Les premiers codes de téléconsultation créés pendant la crise Covid disparaitront et seront remplacés par d'autres codes encadrant les consultations téléphoniques et vidéos. Ces dernières seront davantage rémunérées et la patientèle devra désormais participer aux frais de la consultation. Concrètement, le montant dû s'élèvera à quatre euros pour une consultation vidéo et deux euros pour une consultation téléphonique (dans les deux cas, un patient bénéficiant de l'intervention majorée de l'Inami ne paiera qu'un euro).

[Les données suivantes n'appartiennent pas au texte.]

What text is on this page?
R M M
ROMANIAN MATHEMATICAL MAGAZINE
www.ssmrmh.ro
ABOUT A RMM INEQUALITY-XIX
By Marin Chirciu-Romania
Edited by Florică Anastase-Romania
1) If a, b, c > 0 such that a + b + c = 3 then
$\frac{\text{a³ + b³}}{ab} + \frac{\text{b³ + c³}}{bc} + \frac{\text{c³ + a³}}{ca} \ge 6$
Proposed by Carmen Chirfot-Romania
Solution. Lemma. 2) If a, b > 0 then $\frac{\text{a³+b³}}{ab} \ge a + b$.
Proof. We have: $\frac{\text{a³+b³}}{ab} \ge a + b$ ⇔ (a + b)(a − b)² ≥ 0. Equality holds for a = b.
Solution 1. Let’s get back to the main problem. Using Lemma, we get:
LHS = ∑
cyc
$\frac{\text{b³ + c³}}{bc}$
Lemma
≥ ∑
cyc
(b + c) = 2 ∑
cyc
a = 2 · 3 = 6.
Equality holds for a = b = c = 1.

Le nombre de consultations à distance remboursées ne sera finalement pas limité. Cependant, l'Institut national d'assurance maladie-invalidité (Inami) et ses partenaires partent du principe que ces consultations à distance ne peuvent être qu'un complément aux consultations classiques avec un contact personnel et un examen physique.

"Le but n'est pas que la consultation par vidéo devienne la norme et remplace la consultation traditionnelle", commente le ministre fédéral de la Santé publique. "L'examen clinique constitue bien sûr une partie essentielle de la pose d'un diagnostic. Toutefois, il n'est pas toujours nécessaire et c'est notamment dans ce cadre que la consultation à distance peut avoir une plus-value tant pour le patient que pour le médecin."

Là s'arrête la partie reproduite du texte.